Merkez Bankasının bankalara döviz işlemlerinde kısıtlama getirmesinin son derece hatalı bir karar olduğunu da vurgulayan Özgener, “Bu uygulamalar döviz işlemleri üzerindeki artan kısıtlamalara işaret ediyor ve belirsizliğin yarattığı güven ortamı ile ilgili önemli sinyaller veriyor. Dünya ekonomisi ile bütünleşme çabalarını sürdüren Türkiye’nin dış imajına zarar verebilecek ve serbest piyasa ekonomisinden adım adım uzaklaşma olarak algılanabilecek bu kararlardan bir an önce vazgeçilmesini bekliyoruz. İş insanları para, sermaye ve döviz piyasalarında her türlü işlemi serbestçe yaparak üretim, ihracat ve ithalat için gereken nakit yönetimini gerçekleştirmek zorundadır. Unutulmamalıdır ki; en pahalı para, olmayan paradır.
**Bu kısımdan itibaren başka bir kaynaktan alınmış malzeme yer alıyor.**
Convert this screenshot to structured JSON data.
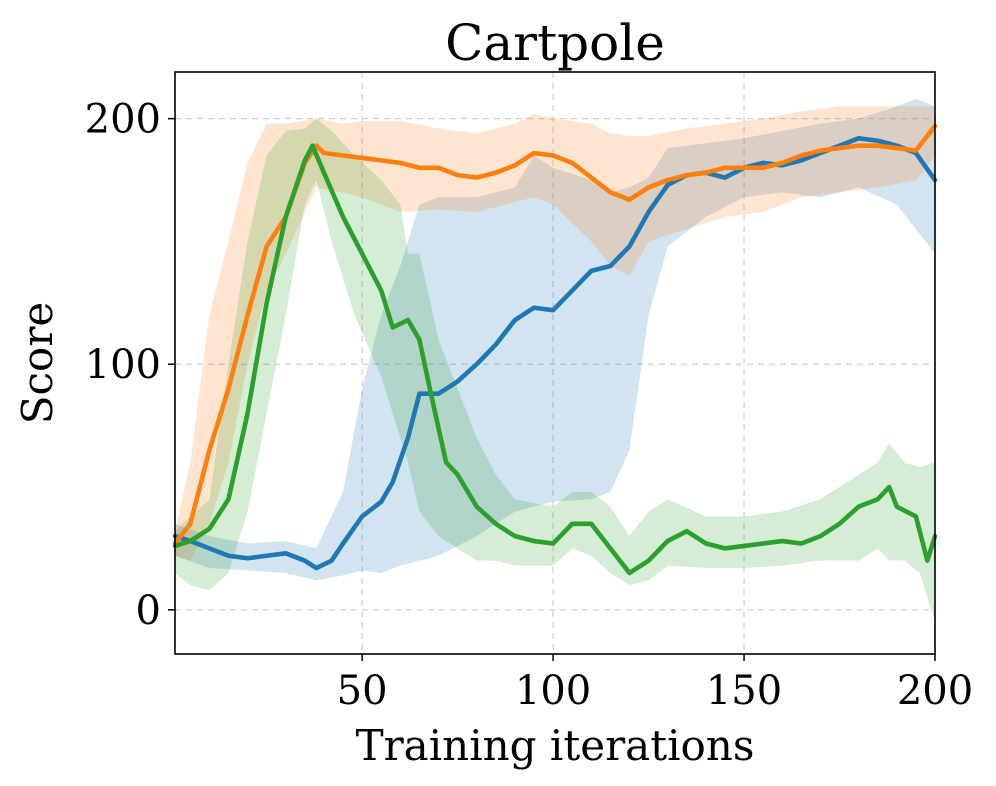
{
  "chart_data": {
    "type": "line",
    "title": "Cartpole",
    "xlabel": "Training iterations",
    "ylabel": "Score",
    "xlim": [
      1,
      200
    ],
    "ylim": [
      -18,
      219
    ],
    "xticks": [
      50,
      100,
      150,
      200
    ],
    "yticks": [
      0,
      100,
      200
    ],
    "grid": true,
    "legend": "none",
    "series": [
      {
        "name": "blue",
        "color": "#1f77b4",
        "points": [
          [
            1,
            30
          ],
          [
            5,
            28
          ],
          [
            10,
            25
          ],
          [
            15,
            22
          ],
          [
            20,
            21
          ],
          [
            25,
            22
          ],
          [
            30,
            23
          ],
          [
            35,
            20
          ],
          [
            38,
            17
          ],
          [
            42,
            20
          ],
          [
            45,
            27
          ],
          [
            50,
            38
          ],
          [
            55,
            44
          ],
          [
            58,
            52
          ],
          [
            62,
            70
          ],
          [
            65,
            88
          ],
          [
            70,
            88
          ],
          [
            75,
            93
          ],
          [
            80,
            100
          ],
          [
            85,
            108
          ],
          [
            90,
            118
          ],
          [
            95,
            123
          ],
          [
            100,
            122
          ],
          [
            105,
            130
          ],
          [
            110,
            138
          ],
          [
            115,
            140
          ],
          [
            120,
            148
          ],
          [
            125,
            162
          ],
          [
            130,
            173
          ],
          [
            135,
            177
          ],
          [
            140,
            178
          ],
          [
            145,
            176
          ],
          [
            150,
            180
          ],
          [
            155,
            182
          ],
          [
            160,
            181
          ],
          [
            165,
            183
          ],
          [
            170,
            186
          ],
          [
            175,
            189
          ],
          [
            180,
            192
          ],
          [
            185,
            191
          ],
          [
            190,
            189
          ],
          [
            195,
            186
          ],
          [
            200,
            175
          ]
        ],
        "band": [
          [
            1,
            22,
            35
          ],
          [
            10,
            17,
            30
          ],
          [
            20,
            16,
            27
          ],
          [
            30,
            15,
            28
          ],
          [
            38,
            12,
            25
          ],
          [
            45,
            14,
            48
          ],
          [
            50,
            16,
            90
          ],
          [
            55,
            15,
            120
          ],
          [
            60,
            18,
            140
          ],
          [
            65,
            20,
            165
          ],
          [
            70,
            22,
            168
          ],
          [
            80,
            30,
            168
          ],
          [
            90,
            40,
            172
          ],
          [
            95,
            42,
            185
          ],
          [
            100,
            44,
            180
          ],
          [
            110,
            45,
            175
          ],
          [
            115,
            48,
            170
          ],
          [
            120,
            65,
            172
          ],
          [
            125,
            120,
            176
          ],
          [
            130,
            148,
            188
          ],
          [
            140,
            160,
            190
          ],
          [
            150,
            168,
            192
          ],
          [
            160,
            170,
            195
          ],
          [
            170,
            168,
            198
          ],
          [
            180,
            172,
            200
          ],
          [
            190,
            165,
            205
          ],
          [
            195,
            155,
            208
          ],
          [
            200,
            145,
            205
          ]
        ]
      },
      {
        "name": "orange",
        "color": "#ff7f0e",
        "points": [
          [
            1,
            27
          ],
          [
            5,
            35
          ],
          [
            10,
            65
          ],
          [
            15,
            90
          ],
          [
            20,
            120
          ],
          [
            25,
            148
          ],
          [
            30,
            160
          ],
          [
            35,
            182
          ],
          [
            38,
            189
          ],
          [
            40,
            186
          ],
          [
            45,
            185
          ],
          [
            50,
            184
          ],
          [
            55,
            183
          ],
          [
            60,
            182
          ],
          [
            65,
            180
          ],
          [
            70,
            180
          ],
          [
            75,
            177
          ],
          [
            80,
            176
          ],
          [
            85,
            178
          ],
          [
            90,
            181
          ],
          [
            95,
            186
          ],
          [
            100,
            185
          ],
          [
            105,
            182
          ],
          [
            110,
            176
          ],
          [
            115,
            170
          ],
          [
            120,
            167
          ],
          [
            125,
            172
          ],
          [
            130,
            175
          ],
          [
            135,
            177
          ],
          [
            140,
            178
          ],
          [
            145,
            180
          ],
          [
            150,
            180
          ],
          [
            155,
            180
          ],
          [
            160,
            182
          ],
          [
            165,
            185
          ],
          [
            170,
            187
          ],
          [
            175,
            188
          ],
          [
            180,
            189
          ],
          [
            185,
            189
          ],
          [
            190,
            188
          ],
          [
            195,
            187
          ],
          [
            200,
            197
          ]
        ],
        "band": [
          [
            1,
            22,
            32
          ],
          [
            5,
            20,
            60
          ],
          [
            10,
            35,
            120
          ],
          [
            15,
            60,
            150
          ],
          [
            20,
            100,
            182
          ],
          [
            25,
            130,
            198
          ],
          [
            30,
            145,
            198
          ],
          [
            38,
            172,
            200
          ],
          [
            45,
            170,
            198
          ],
          [
            50,
            168,
            199
          ],
          [
            60,
            162,
            199
          ],
          [
            70,
            163,
            196
          ],
          [
            80,
            162,
            194
          ],
          [
            90,
            166,
            198
          ],
          [
            95,
            168,
            202
          ],
          [
            100,
            165,
            200
          ],
          [
            110,
            150,
            198
          ],
          [
            115,
            140,
            194
          ],
          [
            120,
            136,
            193
          ],
          [
            125,
            150,
            193
          ],
          [
            135,
            155,
            196
          ],
          [
            145,
            160,
            198
          ],
          [
            155,
            162,
            200
          ],
          [
            165,
            168,
            203
          ],
          [
            175,
            170,
            205
          ],
          [
            185,
            172,
            205
          ],
          [
            195,
            175,
            205
          ],
          [
            200,
            185,
            205
          ]
        ]
      },
      {
        "name": "green",
        "color": "#2ca02c",
        "points": [
          [
            1,
            26
          ],
          [
            5,
            28
          ],
          [
            10,
            33
          ],
          [
            15,
            45
          ],
          [
            20,
            80
          ],
          [
            25,
            125
          ],
          [
            30,
            160
          ],
          [
            35,
            183
          ],
          [
            37,
            189
          ],
          [
            40,
            178
          ],
          [
            45,
            160
          ],
          [
            50,
            145
          ],
          [
            55,
            130
          ],
          [
            58,
            115
          ],
          [
            62,
            118
          ],
          [
            65,
            110
          ],
          [
            68,
            88
          ],
          [
            72,
            60
          ],
          [
            75,
            55
          ],
          [
            80,
            42
          ],
          [
            85,
            35
          ],
          [
            90,
            30
          ],
          [
            95,
            28
          ],
          [
            100,
            27
          ],
          [
            105,
            35
          ],
          [
            110,
            35
          ],
          [
            115,
            25
          ],
          [
            120,
            15
          ],
          [
            125,
            20
          ],
          [
            130,
            28
          ],
          [
            135,
            32
          ],
          [
            140,
            27
          ],
          [
            145,
            25
          ],
          [
            150,
            26
          ],
          [
            155,
            27
          ],
          [
            160,
            28
          ],
          [
            165,
            27
          ],
          [
            170,
            30
          ],
          [
            175,
            35
          ],
          [
            180,
            42
          ],
          [
            185,
            45
          ],
          [
            188,
            50
          ],
          [
            190,
            42
          ],
          [
            195,
            38
          ],
          [
            198,
            20
          ],
          [
            200,
            30
          ]
        ],
        "band": [
          [
            1,
            15,
            32
          ],
          [
            5,
            10,
            38
          ],
          [
            10,
            8,
            45
          ],
          [
            15,
            15,
            100
          ],
          [
            20,
            40,
            150
          ],
          [
            25,
            80,
            185
          ],
          [
            30,
            120,
            195
          ],
          [
            35,
            165,
            196
          ],
          [
            38,
            175,
            200
          ],
          [
            42,
            150,
            195
          ],
          [
            48,
            120,
            185
          ],
          [
            55,
            95,
            175
          ],
          [
            60,
            70,
            165
          ],
          [
            62,
            60,
            145
          ],
          [
            65,
            40,
            145
          ],
          [
            70,
            30,
            110
          ],
          [
            75,
            25,
            90
          ],
          [
            80,
            20,
            70
          ],
          [
            85,
            20,
            55
          ],
          [
            90,
            18,
            45
          ],
          [
            100,
            18,
            42
          ],
          [
            105,
            25,
            48
          ],
          [
            110,
            22,
            48
          ],
          [
            115,
            15,
            42
          ],
          [
            120,
            10,
            30
          ],
          [
            125,
            12,
            40
          ],
          [
            130,
            18,
            45
          ],
          [
            140,
            17,
            38
          ],
          [
            150,
            17,
            38
          ],
          [
            160,
            18,
            40
          ],
          [
            170,
            20,
            45
          ],
          [
            180,
            20,
            55
          ],
          [
            185,
            25,
            60
          ],
          [
            188,
            20,
            68
          ],
          [
            192,
            20,
            60
          ],
          [
            196,
            15,
            58
          ],
          [
            200,
            -5,
            60
          ]
        ]
      }
    ]
  }
}
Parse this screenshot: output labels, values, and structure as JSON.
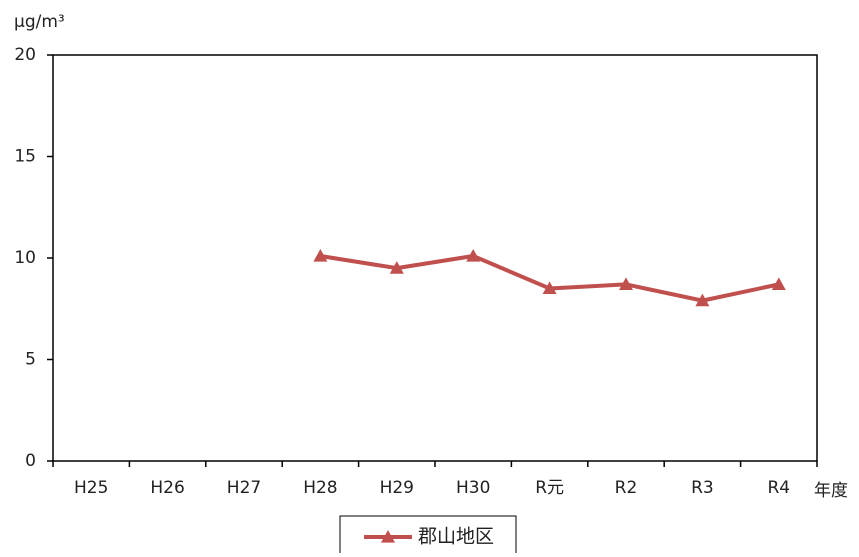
{
  "chart_data": {
    "type": "line",
    "y_label": "μg/m³",
    "x_label": "年度",
    "categories": [
      "H25",
      "H26",
      "H27",
      "H28",
      "H29",
      "H30",
      "R元",
      "R2",
      "R3",
      "R4"
    ],
    "series": [
      {
        "name": "郡山地区",
        "color": "#c0504d",
        "values": [
          null,
          null,
          null,
          10.1,
          9.5,
          10.1,
          8.5,
          8.7,
          7.9,
          8.7
        ]
      }
    ],
    "ylim": [
      0,
      20
    ],
    "yticks": [
      0,
      5,
      10,
      15,
      20
    ],
    "grid": false,
    "legend": "bottom"
  }
}
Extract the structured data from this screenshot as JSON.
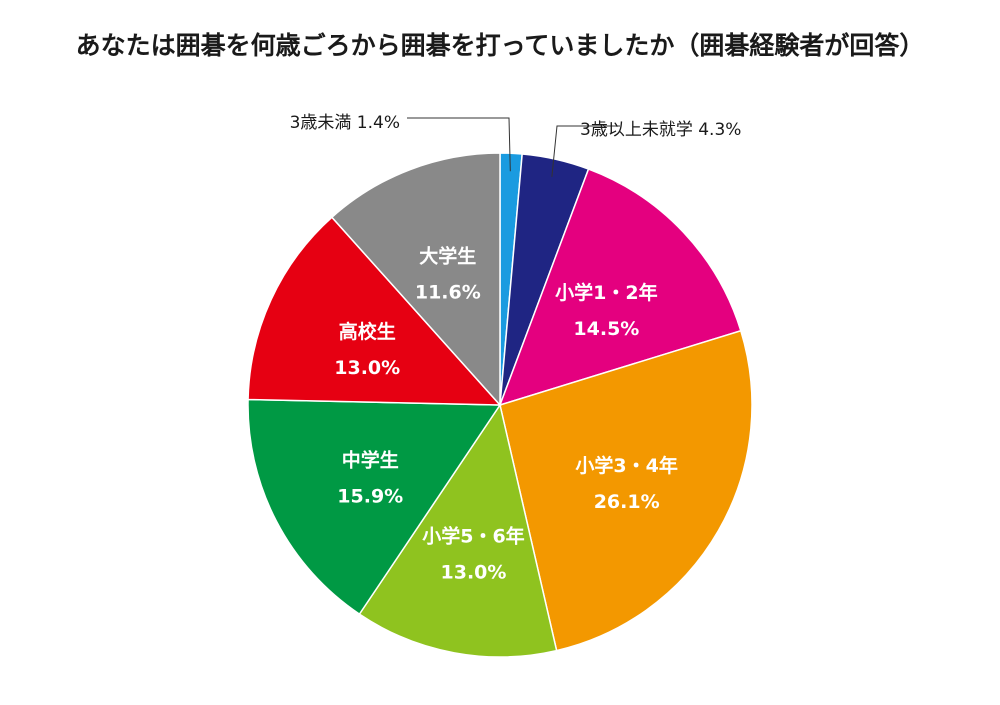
{
  "chart_data": {
    "type": "pie",
    "title": "あなたは囲碁を何歳ごろから囲碁を打っていましたか（囲碁経験者が回答）",
    "start_angle": "12 o'clock",
    "direction": "clockwise",
    "label_suffix": "%",
    "slices": [
      {
        "name": "3歳未満",
        "value": 1.4,
        "color": "#1a9be0",
        "label_position": "outside"
      },
      {
        "name": "3歳以上未就学",
        "value": 4.3,
        "color": "#1f2583",
        "label_position": "outside"
      },
      {
        "name": "小学1・2年",
        "value": 14.5,
        "color": "#e4007f",
        "label_position": "inside"
      },
      {
        "name": "小学3・4年",
        "value": 26.1,
        "color": "#f39800",
        "label_position": "inside"
      },
      {
        "name": "小学5・6年",
        "value": 13.0,
        "color": "#8fc31f",
        "label_position": "inside"
      },
      {
        "name": "中学生",
        "value": 15.9,
        "color": "#009944",
        "label_position": "inside"
      },
      {
        "name": "高校生",
        "value": 13.0,
        "color": "#e60012",
        "label_position": "inside"
      },
      {
        "name": "大学生",
        "value": 11.6,
        "color": "#898989",
        "label_position": "inside"
      }
    ]
  }
}
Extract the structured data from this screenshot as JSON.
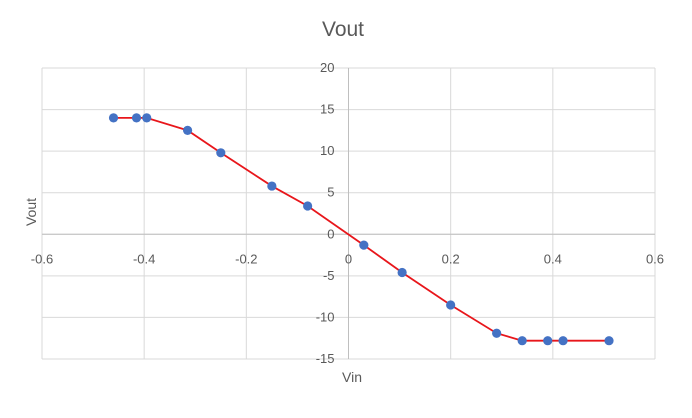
{
  "chart_data": {
    "type": "scatter",
    "title": "Vout",
    "xlabel": "Vin",
    "ylabel": "Vout",
    "xlim": [
      -0.6,
      0.6
    ],
    "ylim": [
      -15,
      20
    ],
    "x_ticks": [
      -0.6,
      -0.4,
      -0.2,
      0,
      0.2,
      0.4,
      0.6
    ],
    "y_ticks": [
      -15,
      -10,
      -5,
      0,
      5,
      10,
      15,
      20
    ],
    "x_tick_labels": [
      "-0.6",
      "-0.4",
      "-0.2",
      "0",
      "0.2",
      "0.4",
      "0.6"
    ],
    "y_tick_labels": [
      "-15",
      "-10",
      "-5",
      "0",
      "5",
      "10",
      "15",
      "20"
    ],
    "grid": true,
    "legend": "none",
    "line_color": "#e8161b",
    "marker_color": "#4472c4",
    "series": [
      {
        "x": [
          -0.46,
          -0.415,
          -0.395,
          -0.315,
          -0.25,
          -0.15,
          -0.08,
          0.03,
          0.105,
          0.2,
          0.29,
          0.34,
          0.39,
          0.42,
          0.51
        ],
        "y": [
          14,
          14,
          14,
          12.5,
          9.8,
          5.8,
          3.4,
          -1.3,
          -4.6,
          -8.5,
          -11.9,
          -12.8,
          -12.8,
          -12.8,
          -12.8
        ]
      }
    ]
  }
}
Bütün konuşmalarımda sürekli dikkat çektiğim güven, istikrar, tutarlılık ve öngürülebilirlik gibi kavramlar, biz iş insanlarının beklentileri olarak bugün her zamankinden daha önemli hale gelmiştir. Bu değişiklikler, faizleri düşük tutmak amaçlı politikaların yarattığı tahribatı da işaret ediyor. Çünkü politika faizleri düşük tutulmaya devam edilse bile, piyasalar enflasyon ve reel faize göre kendi fiyatlamalarını yapmak durumunda kalıyor. İçinden geçilen bu süreçte, ülkemiz ekonomisinde cari işlemler dengesinin üstelik kurun baskılanmasına karşın giderek bozulduğuna şahit oluyoruz. Kura müdahale süresi ve boyutunun uzamasının finansal piyasalardaki istikrarı da zedelediğini görüyoruz. Bu durumun şirket ve banka bilançolarında da tahribat yaratması söz konusu. Cari işlemler açığı, kurların seviyesi, banka ve hane halkı bilançolarındaki bozulma gibi konuların seçim sonrası dönemde hassasiyetle yönetilmesi gerektiği düşüncesindeyim. Seçimden sonra belirsizliklerin hızla kaldırılması, Merkez Bankası’nın döviz arz ve talebindeki hassas dengeler gözeterek para politikasının normalleştirilmesi büyük önem taşıyor. Cari işlemler açığındaki mevcut genişlemenin; ancak ekonomi soğutularak daralma eğilimine girebileceğini ve sonrasında istikrarlı ekonomi politikalarının uygulamaya alınmasıyla makro ekonomik göstergelerin sürdürülebilir hale dönebileceğini öngörüyoruz” diye konuştu.

EN BÜYÜK SORUN: ENFLASYON

Azalan sanayi üretimine ilişkin de değerlendirmelerde bulunan Özgener, “Elbette depremin etkisi var ama sanayi üretiminin bir önceki aya göre yüzde 6, yıllık bazda yüzde 8,2 azalması ve mayıs 2020'den beri en büyük yıllık düşüş olarak kayda geçmesi, üzerinde durulması gereken bir konu. Sanayi üretiminin canlanması için girdi maliyetlerindeki iyileşmeler de önem taşıyor. Bu kapsamda, nisan ayı itibariyle elektrik ve sanayide kullanılan doğal gaza yapılan indirimleri memnuniyetle karşılıyoruz. Bu indirimlerin kalıcı olmasının ve devamının gelmesinin işletmelerimiz için can suyu olacağına inanıyorum. Reel sektörün üretim maliyetlerini önemli ölçüde azaltacak bu adımların aynı zamanda, enflasyonla mücadeleye de ciddi katkı sağlayacağına inanıyoruz. Bu noktada vurgulamak isterim ki; cari denge, bilançolar, büyüme politikaları elbette çok önemli ama yeni ekonomi yönetiminin önündeki en büyük sorun enflasyon. Bu anlamda kalıcı hale gelme riski bulunan enflasyonu düşürmeden asgari ücret, maaşlar ve diğer sosyal haklar konusunda iyileştirme yapılmasının da uzun vadede pek bir anlam taşımayacağını ve bir kısır döngüye yol açacağını tekrar vurgulamak istiyorum” ifadelerini kullandı.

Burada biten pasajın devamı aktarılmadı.